爽やか
さわやかにおのが濁りをぬけし鯉 皆吉 爽雨
「爽やか」が季語だと聞くと、意外に思うかもしれません。「爽やかな笑顔」「爽やかな青年」等と、さっぱりとして清々しい様子に使われる言葉だからです。でも俳句では連歌の時代から秋の季語として扱われてきました。秋になり、大気が澄み、からっとした湿度の低い日はほんとうに快適ですね。それを表した季語で、「爽気」「さやか」とも言い換えられます。
この句では、池の鯉の動きが詠まれています。水底にいる鯉が動くと底の砂が動くので辺りの水が濁ります。その濁った水を抜け出して鯉が水面のほうに浮いてきたのでしょう。目に見えるようです。
けれど、それを単に写実的に表現したのではなく、水の濁りを鯉の「おのが濁り」と受け止めました。さらに「さわやかに」の季語によって、自分で自分を浄化する行為は「さわやか」であることも示唆しています。難しい言葉は使っていませんが、鯉に託した作者の深い心が伝わってきます。
良夜
下駄履きで酒買ひに出て良夜かな 牛田 修嗣
陰暦の8月15日、すなわち中秋の名月の夜を、俳句では「良夜」と言います。2018年は9月24日でした。曇りがちな日でしたが、雲が切れて美しい月が見えたときは感動しましたね。
掲出句は、満月の美しさに気づき、この月を肴にお酒を飲もうと思った作者が酒屋に行くという場面です。最近の人は下駄を履くことが少ないですし、お酒はコンビニで買うのかもしれません。でも、下駄を履いて歩くときの音に、心の弾みが表われています。「酒買ひに」という少しぶっきら棒な言い方にも味わいがあります。
今となっては懐かしいような時代を感じさせる句ですが、作者は49歳。現代男性もときどきは旧いタイプの男を気取ってみたいのです。

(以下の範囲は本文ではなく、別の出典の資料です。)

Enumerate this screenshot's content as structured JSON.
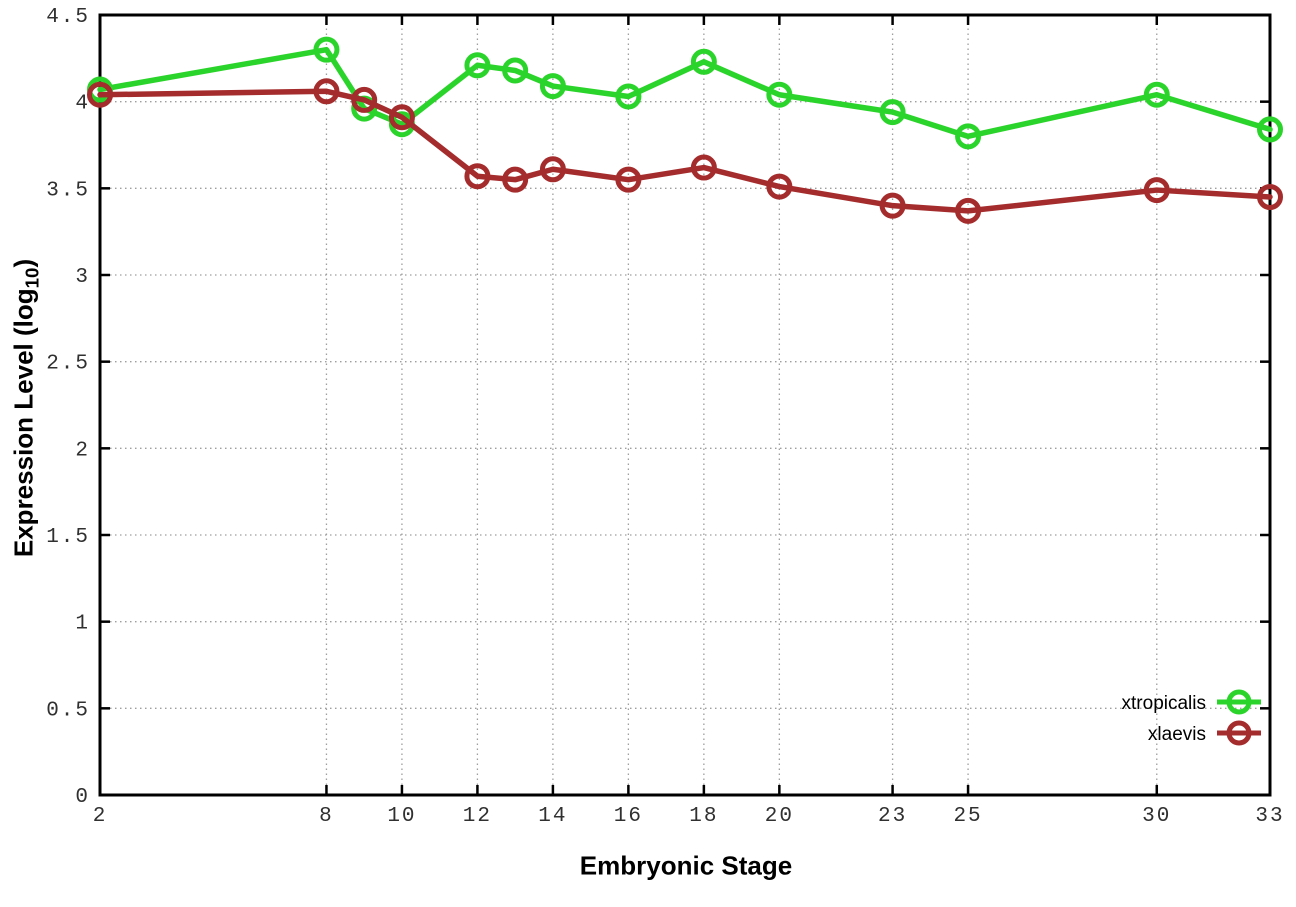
{
  "axes": {
    "x_title": "Embryonic Stage",
    "y_title_main": "Expression Level (log",
    "y_title_sub": "10",
    "y_title_close": ")"
  },
  "colors": {
    "xtropicalis": "#2bd42b",
    "xlaevis": "#a52c2c",
    "frame": "#000000",
    "grid": "#9e9e9e",
    "tick_text": "#303030",
    "background": "#ffffff"
  },
  "chart_data": {
    "type": "line",
    "title": "",
    "xlabel": "Embryonic Stage",
    "ylabel": "Expression Level (log10)",
    "xlim": [
      2,
      33
    ],
    "ylim": [
      0,
      4.5
    ],
    "grid": true,
    "grid_style": "dotted",
    "legend_position": "bottom-right-inside",
    "x_tick_values": [
      2,
      8,
      10,
      12,
      14,
      16,
      18,
      20,
      23,
      25,
      30,
      33
    ],
    "x_tick_labels": [
      "2",
      "8",
      "10",
      "12",
      "14",
      "16",
      "18",
      "20",
      "23",
      "25",
      "30",
      "33"
    ],
    "y_tick_values": [
      0,
      0.5,
      1,
      1.5,
      2,
      2.5,
      3,
      3.5,
      4,
      4.5
    ],
    "y_tick_labels": [
      "0",
      "0.5",
      "1",
      "1.5",
      "2",
      "2.5",
      "3",
      "3.5",
      "4",
      "4.5"
    ],
    "x": [
      2,
      8,
      9,
      10,
      12,
      13,
      14,
      16,
      18,
      20,
      23,
      25,
      30,
      33
    ],
    "series": [
      {
        "name": "xtropicalis",
        "color": "#2bd42b",
        "marker": "open-circle",
        "values": [
          4.07,
          4.3,
          3.96,
          3.87,
          4.21,
          4.18,
          4.09,
          4.03,
          4.23,
          4.04,
          3.94,
          3.8,
          4.04,
          3.84
        ]
      },
      {
        "name": "xlaevis",
        "color": "#a52c2c",
        "marker": "open-circle",
        "values": [
          4.04,
          4.06,
          4.01,
          3.91,
          3.57,
          3.55,
          3.61,
          3.55,
          3.62,
          3.51,
          3.4,
          3.37,
          3.49,
          3.45
        ]
      }
    ]
  }
}
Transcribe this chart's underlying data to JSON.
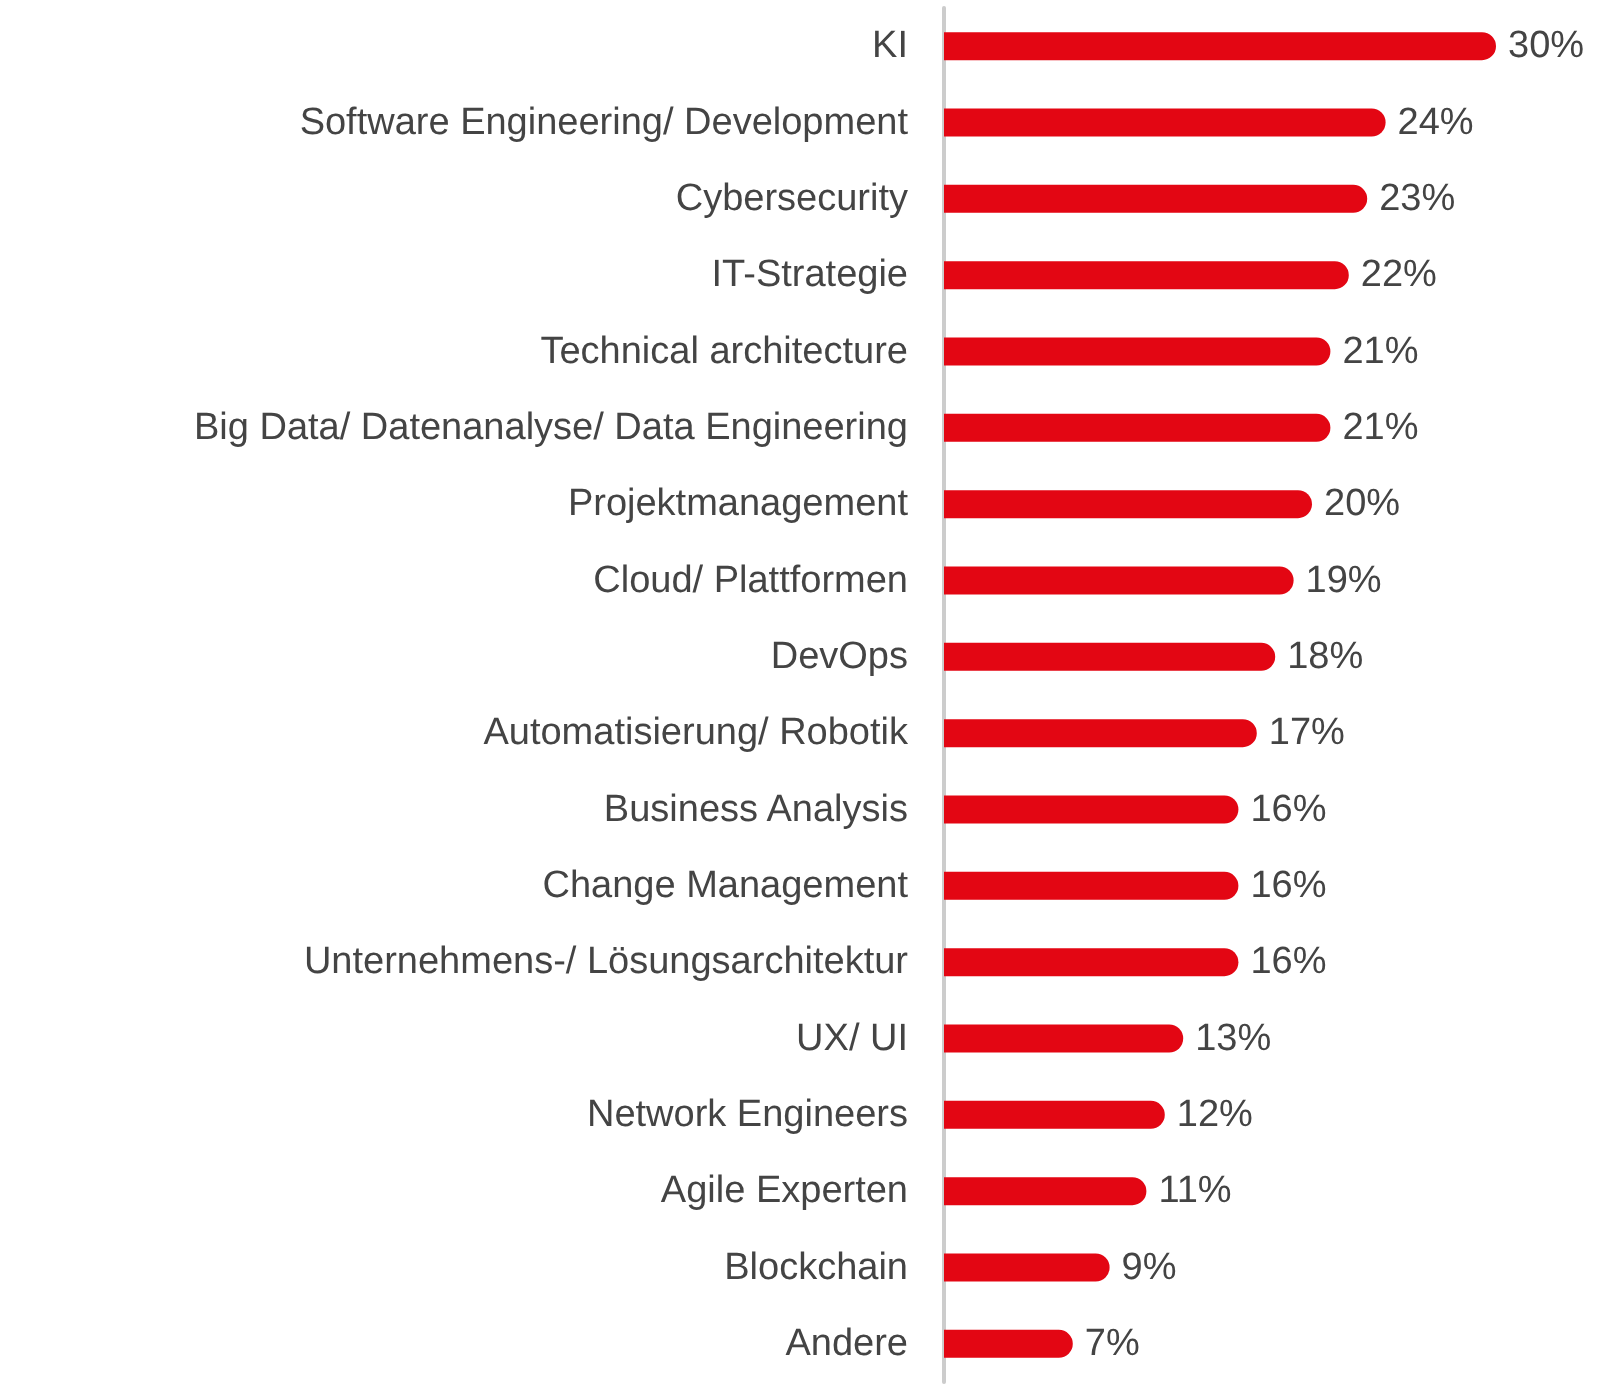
{
  "chart_data": {
    "type": "bar",
    "orientation": "horizontal",
    "categories": [
      "KI",
      "Software Engineering/ Development",
      "Cybersecurity",
      "IT-Strategie",
      "Technical architecture",
      "Big Data/ Datenanalyse/ Data Engineering",
      "Projektmanagement",
      "Cloud/ Plattformen",
      "DevOps",
      "Automatisierung/ Robotik",
      "Business Analysis",
      "Change Management",
      "Unternehmens-/ Lösungsarchitektur",
      "UX/ UI",
      "Network Engineers",
      "Agile Experten",
      "Blockchain",
      "Andere"
    ],
    "values": [
      30,
      24,
      23,
      22,
      21,
      21,
      20,
      19,
      18,
      17,
      16,
      16,
      16,
      13,
      12,
      11,
      9,
      7
    ],
    "value_labels": [
      "30%",
      "24%",
      "23%",
      "22%",
      "21%",
      "21%",
      "20%",
      "19%",
      "18%",
      "17%",
      "16%",
      "16%",
      "16%",
      "13%",
      "12%",
      "11%",
      "9%",
      "7%"
    ],
    "color": "#e30613"
  }
}
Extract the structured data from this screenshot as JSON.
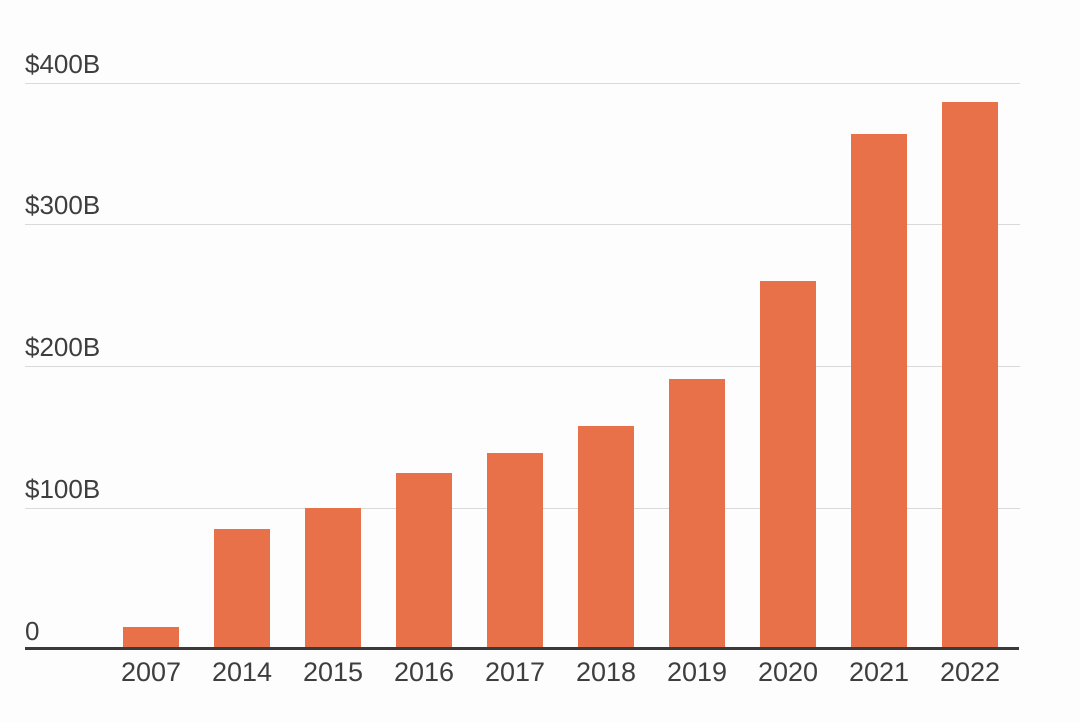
{
  "chart_data": {
    "type": "bar",
    "title": "",
    "xlabel": "",
    "ylabel": "",
    "categories": [
      "2007",
      "2014",
      "2015",
      "2016",
      "2017",
      "2018",
      "2019",
      "2020",
      "2021",
      "2022"
    ],
    "values": [
      16,
      85,
      100,
      125,
      139,
      158,
      191,
      260,
      364,
      386
    ],
    "series_unit": "USD billions",
    "ylim": [
      0,
      400
    ],
    "y_ticks": [
      {
        "value": 0,
        "label": "0"
      },
      {
        "value": 100,
        "label": "$100B"
      },
      {
        "value": 200,
        "label": "$200B"
      },
      {
        "value": 300,
        "label": "$300B"
      },
      {
        "value": 400,
        "label": "$400B"
      }
    ],
    "grid": "horizontal",
    "legend": "none",
    "bar_color": "#E8714A"
  },
  "style": {
    "background": "#FDFDFD",
    "grid_color": "#D9D9D9",
    "axis_line_color": "#3A3A3A",
    "tick_label_color": "#3E3E3E"
  }
}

男着物の加藤商店様のサイトより画像をお借りしました。
ありがとうございます。
草の絮
朗らかな神さま草の絮飛ばす 正木 ゆう子
「草の絮(わた)」は草の穂がほおけて綿状になったものです。
イネ科の猫じゃらしや蘆や荻、カヤツリグサ科の菅等は穂状に密集して小さな花を付け、やがて実となり、ほおけて綿状になって種を飛ばします。それが「草の絮」です。
川のそばを歩いていると蘆の穂絮が、湿原では綿菅の穂絮がふわっと飛んでいるのを見かけることがあります。この句はたくさんの絮が飛んでいく中に立っていた作者が何と美しい光景だろうと感激して、神さまを讃えたくなったのです。まるで夢のような気分だったのではないでしょうか。草の絮は風に任せてどこまでも飛んで行き、そこで地に着いて発芽するのです。その生命力をくださった神さまの御心が明朗だと捉えて自然を讃えています。